Here are the responses KPRC 2 received from lawmakers that represent Spring Branch Independent School District:
Statement from Senator Joan Huffman and Senator Paul Bettencourt on Spring ISD leadership: “Education has been, and will continue to be, a top priority of the Legislature. The Senate’s proposed budget fully funds the Foundation School Program entitlement, which includes an additional $2.4 billion to school district entitlements for increases to the golden penny yield. Additionally, the Senate’s budget includes $5 billion in new funding for education reforms such as increasing funding for teacher compensation, school safety and security, and special education. Further, the Senate commits $5.2 billion to ensure active teachers do not experience skyrocketing healthcare costs and for our retired educators to receive a cost of living adjustment and supplemental payment. These investments amount to a 31 percent increase in funding for the Foundation School Program and constitutes the largest increase of public education spending in state history, while reducing recapture paid by districts.
It is extremely concerning that school district leadership would threaten students and families with cuts in services and increased taxes while state aid to the district is increasing, the district’s fund balance is growing year to year, and the state is committing billions of additional dollars to keep school district tax rates manageable for homeowners. These scare tactics are nothing more than a misguided effort to distract parents from how the school district is managing their local, state, and federal funds like their recent hiring of Austin lobbyists.

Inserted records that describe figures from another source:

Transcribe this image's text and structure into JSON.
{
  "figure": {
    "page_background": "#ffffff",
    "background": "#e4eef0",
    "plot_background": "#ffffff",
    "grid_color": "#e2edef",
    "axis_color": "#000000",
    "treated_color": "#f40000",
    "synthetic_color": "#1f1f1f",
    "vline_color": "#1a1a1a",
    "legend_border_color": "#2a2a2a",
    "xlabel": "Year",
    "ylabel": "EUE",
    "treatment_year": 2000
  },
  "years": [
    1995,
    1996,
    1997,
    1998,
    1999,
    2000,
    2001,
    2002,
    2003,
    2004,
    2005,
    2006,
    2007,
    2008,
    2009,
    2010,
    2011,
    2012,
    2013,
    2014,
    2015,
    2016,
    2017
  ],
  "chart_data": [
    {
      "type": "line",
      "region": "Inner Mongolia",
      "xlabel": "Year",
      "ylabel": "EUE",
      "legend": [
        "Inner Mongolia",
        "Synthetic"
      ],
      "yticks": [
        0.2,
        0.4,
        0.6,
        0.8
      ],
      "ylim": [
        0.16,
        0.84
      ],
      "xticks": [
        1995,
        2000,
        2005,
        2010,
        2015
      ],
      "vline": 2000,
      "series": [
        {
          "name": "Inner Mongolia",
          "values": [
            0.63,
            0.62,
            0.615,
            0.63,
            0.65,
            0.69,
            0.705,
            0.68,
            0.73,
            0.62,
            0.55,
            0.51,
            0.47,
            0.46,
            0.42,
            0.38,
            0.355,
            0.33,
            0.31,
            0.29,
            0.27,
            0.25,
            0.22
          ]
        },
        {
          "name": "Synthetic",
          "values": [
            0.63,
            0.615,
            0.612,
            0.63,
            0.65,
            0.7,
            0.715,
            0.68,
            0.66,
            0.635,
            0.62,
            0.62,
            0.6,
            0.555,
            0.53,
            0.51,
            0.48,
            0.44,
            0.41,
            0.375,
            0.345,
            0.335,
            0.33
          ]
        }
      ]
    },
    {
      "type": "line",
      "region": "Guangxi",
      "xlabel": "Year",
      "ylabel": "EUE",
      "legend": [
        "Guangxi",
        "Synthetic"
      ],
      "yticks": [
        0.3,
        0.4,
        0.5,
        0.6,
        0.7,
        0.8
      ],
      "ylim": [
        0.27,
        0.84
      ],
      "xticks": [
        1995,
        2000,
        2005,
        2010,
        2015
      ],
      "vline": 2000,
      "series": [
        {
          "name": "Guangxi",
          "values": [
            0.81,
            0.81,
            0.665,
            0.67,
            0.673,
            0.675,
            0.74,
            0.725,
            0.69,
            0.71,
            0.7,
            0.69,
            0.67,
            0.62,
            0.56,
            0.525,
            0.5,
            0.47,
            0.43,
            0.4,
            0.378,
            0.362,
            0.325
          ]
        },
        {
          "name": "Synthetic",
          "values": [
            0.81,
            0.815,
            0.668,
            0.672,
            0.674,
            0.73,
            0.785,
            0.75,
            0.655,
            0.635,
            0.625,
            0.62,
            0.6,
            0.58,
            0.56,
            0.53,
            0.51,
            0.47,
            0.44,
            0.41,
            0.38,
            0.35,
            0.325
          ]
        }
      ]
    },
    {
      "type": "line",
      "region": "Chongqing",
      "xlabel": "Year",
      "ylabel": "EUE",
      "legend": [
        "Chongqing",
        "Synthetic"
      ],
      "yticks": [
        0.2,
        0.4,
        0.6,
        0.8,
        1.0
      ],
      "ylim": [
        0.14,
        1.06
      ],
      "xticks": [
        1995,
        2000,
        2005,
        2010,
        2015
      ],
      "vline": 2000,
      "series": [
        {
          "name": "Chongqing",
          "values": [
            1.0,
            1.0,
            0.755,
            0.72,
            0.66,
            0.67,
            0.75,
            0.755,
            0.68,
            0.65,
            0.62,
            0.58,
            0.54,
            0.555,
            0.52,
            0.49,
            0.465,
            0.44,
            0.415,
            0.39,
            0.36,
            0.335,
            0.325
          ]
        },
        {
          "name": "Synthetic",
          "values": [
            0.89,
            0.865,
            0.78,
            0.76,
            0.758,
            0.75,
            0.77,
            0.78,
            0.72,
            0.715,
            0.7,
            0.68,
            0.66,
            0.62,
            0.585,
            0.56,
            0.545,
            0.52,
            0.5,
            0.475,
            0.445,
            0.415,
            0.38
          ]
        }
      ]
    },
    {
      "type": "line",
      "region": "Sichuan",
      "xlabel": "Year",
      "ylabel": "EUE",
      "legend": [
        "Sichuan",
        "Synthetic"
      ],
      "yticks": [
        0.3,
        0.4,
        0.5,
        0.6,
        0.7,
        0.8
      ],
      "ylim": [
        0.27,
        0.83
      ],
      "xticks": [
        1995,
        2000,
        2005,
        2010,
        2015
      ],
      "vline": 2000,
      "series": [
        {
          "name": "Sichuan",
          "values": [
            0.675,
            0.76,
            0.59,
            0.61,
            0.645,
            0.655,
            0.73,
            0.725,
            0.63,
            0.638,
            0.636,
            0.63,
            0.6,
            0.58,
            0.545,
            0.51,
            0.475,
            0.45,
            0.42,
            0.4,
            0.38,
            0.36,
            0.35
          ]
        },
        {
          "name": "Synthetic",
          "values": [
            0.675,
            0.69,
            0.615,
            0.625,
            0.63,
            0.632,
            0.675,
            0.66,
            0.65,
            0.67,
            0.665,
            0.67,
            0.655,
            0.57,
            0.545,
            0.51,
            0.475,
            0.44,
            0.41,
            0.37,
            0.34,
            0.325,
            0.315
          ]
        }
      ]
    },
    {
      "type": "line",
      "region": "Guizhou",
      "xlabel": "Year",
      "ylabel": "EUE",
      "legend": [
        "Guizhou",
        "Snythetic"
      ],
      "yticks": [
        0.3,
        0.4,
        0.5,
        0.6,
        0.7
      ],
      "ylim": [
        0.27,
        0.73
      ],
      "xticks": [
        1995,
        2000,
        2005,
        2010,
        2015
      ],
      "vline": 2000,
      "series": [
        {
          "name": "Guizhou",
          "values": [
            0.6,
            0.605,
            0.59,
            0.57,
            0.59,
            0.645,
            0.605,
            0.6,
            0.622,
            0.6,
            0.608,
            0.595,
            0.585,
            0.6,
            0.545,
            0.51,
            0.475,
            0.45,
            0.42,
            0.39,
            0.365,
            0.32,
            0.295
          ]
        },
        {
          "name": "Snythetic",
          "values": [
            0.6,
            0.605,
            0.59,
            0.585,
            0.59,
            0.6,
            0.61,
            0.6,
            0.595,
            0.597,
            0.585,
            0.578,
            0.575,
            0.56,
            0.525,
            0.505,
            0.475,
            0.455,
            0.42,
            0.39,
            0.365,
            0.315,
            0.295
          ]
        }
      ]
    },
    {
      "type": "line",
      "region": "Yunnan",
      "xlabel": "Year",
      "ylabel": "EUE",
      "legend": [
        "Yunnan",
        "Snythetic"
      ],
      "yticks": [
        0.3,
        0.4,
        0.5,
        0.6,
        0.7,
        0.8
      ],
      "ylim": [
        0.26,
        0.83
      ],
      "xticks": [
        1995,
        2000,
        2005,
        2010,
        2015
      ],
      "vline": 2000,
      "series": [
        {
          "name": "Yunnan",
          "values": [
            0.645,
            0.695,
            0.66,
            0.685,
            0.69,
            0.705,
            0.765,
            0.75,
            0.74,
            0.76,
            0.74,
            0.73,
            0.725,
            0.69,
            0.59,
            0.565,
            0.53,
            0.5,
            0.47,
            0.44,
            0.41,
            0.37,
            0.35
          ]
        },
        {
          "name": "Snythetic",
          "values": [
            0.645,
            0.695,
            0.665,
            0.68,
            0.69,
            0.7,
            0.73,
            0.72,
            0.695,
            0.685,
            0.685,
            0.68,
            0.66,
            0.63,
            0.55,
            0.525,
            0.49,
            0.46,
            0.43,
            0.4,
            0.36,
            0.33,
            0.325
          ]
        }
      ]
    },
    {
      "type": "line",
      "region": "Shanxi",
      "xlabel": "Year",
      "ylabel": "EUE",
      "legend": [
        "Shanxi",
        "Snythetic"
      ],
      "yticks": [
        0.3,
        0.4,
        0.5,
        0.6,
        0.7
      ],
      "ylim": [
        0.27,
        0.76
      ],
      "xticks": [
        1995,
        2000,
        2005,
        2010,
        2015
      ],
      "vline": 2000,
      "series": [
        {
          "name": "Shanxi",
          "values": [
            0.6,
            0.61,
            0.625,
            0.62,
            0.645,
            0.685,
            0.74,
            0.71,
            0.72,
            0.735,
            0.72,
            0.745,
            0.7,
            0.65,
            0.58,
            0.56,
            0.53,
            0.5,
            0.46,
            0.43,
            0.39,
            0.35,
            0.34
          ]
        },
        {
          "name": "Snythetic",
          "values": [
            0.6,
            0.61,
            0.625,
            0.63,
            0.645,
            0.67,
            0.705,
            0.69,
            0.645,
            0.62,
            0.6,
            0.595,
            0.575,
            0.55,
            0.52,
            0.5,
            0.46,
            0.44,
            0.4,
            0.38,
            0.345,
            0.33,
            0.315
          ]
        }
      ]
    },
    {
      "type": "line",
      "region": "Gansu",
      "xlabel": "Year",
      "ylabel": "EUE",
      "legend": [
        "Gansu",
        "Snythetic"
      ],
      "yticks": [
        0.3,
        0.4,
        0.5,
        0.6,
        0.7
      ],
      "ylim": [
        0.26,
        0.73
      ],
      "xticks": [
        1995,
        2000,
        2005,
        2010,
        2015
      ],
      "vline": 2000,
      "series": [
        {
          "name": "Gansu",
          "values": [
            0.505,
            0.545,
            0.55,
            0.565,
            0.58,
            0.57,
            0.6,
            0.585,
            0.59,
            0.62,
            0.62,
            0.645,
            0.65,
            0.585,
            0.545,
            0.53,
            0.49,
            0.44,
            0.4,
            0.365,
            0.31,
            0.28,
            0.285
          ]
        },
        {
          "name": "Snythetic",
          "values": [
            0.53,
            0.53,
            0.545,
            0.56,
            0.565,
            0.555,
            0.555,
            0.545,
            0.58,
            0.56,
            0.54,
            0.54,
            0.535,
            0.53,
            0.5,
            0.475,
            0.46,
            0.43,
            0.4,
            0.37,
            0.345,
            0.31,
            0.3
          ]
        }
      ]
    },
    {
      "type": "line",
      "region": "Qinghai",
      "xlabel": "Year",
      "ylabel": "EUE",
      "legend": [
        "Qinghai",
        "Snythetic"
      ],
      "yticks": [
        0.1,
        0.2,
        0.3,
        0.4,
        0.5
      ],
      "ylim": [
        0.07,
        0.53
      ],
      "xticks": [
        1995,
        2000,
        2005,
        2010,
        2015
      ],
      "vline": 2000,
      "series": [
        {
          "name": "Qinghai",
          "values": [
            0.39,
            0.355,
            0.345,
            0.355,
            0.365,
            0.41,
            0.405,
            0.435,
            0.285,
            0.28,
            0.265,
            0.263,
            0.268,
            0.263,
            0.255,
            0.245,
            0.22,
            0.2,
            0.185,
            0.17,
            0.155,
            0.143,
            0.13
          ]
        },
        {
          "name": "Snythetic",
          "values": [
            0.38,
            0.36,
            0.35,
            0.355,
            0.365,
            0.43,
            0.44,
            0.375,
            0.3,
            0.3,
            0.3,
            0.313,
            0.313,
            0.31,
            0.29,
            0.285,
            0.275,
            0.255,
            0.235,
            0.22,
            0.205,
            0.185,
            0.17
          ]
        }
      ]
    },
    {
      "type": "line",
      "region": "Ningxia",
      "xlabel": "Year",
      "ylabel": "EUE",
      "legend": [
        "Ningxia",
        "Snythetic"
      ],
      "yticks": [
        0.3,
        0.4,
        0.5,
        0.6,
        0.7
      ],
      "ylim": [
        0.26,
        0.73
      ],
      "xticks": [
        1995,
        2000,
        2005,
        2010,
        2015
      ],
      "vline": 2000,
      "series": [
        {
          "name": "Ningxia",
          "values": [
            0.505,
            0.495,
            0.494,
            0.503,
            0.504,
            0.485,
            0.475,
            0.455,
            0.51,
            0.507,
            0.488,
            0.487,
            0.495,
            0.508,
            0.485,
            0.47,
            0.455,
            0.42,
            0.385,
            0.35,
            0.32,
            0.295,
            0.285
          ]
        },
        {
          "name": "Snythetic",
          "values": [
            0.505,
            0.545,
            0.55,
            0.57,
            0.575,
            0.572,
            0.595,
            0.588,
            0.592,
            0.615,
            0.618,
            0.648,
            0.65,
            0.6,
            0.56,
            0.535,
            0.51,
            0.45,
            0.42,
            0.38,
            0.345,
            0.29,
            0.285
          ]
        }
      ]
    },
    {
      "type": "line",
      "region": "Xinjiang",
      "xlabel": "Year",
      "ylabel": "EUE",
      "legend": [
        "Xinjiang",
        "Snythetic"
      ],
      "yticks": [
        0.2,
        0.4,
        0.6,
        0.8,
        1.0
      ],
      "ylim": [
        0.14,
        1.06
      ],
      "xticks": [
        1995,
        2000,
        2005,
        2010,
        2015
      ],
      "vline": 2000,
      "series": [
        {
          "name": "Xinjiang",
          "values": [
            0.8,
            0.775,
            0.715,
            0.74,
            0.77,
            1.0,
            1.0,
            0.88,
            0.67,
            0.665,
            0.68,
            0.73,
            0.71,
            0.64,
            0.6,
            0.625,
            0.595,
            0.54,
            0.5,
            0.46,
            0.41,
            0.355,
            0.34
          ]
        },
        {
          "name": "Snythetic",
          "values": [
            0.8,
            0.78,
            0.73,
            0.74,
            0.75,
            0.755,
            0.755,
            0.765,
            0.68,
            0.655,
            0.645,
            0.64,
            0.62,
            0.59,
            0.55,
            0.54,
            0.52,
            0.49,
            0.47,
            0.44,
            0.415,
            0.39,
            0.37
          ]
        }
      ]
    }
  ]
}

The basic allotment is one lever the state can pull to increase state aid to our local school districts, but is not the only lever. Targeted increases ensure funding goes where the Legislature intends – directly to improve student outcomes – not to be placed in district fund balances and in administrative budgets. The proposal to raise the basic allotment by $1,000 would have a biennial cost of $14.3 billion to the state on top of the $63 billion already included for the Foundation School Program. Committing to this amount would result in the Legislature having to cut other critical needs such as property tax relief, retired teacher benefits, public safety enhancements, improving mental health care, and would potentially result in future reductions to education when revenue forecasts are less favorable.
The Legislature will continue to ensure that school districts have the resources necessary to meet the needs of their students and we want to thank the parents who have contacted our offices on this issue.”
Statement by State Representative Mano DeAyala, House District 133: “Today, the Texas House overwhelmingly passed HB 2 delivering meaningful property tax relief to millions of Texans. The total tax relief package totals $17.3 billion, saving homeowners on average $733 annually beginning in 2025. More importantly, HB 2 reduces the recapture payments by $45.2 billion, reducing Spring Branch ISD’s recapture payment by over $60 million next year as well as investing a record amount for public education. As a parent of SBISD graduates and a graduate myself as well as a former SBISD Finance Committee member, I am working hard and will continue to do so to ensure SBISD and every school district in HD 133 is fully funded and meaningful tax relief is delivered to its residents.”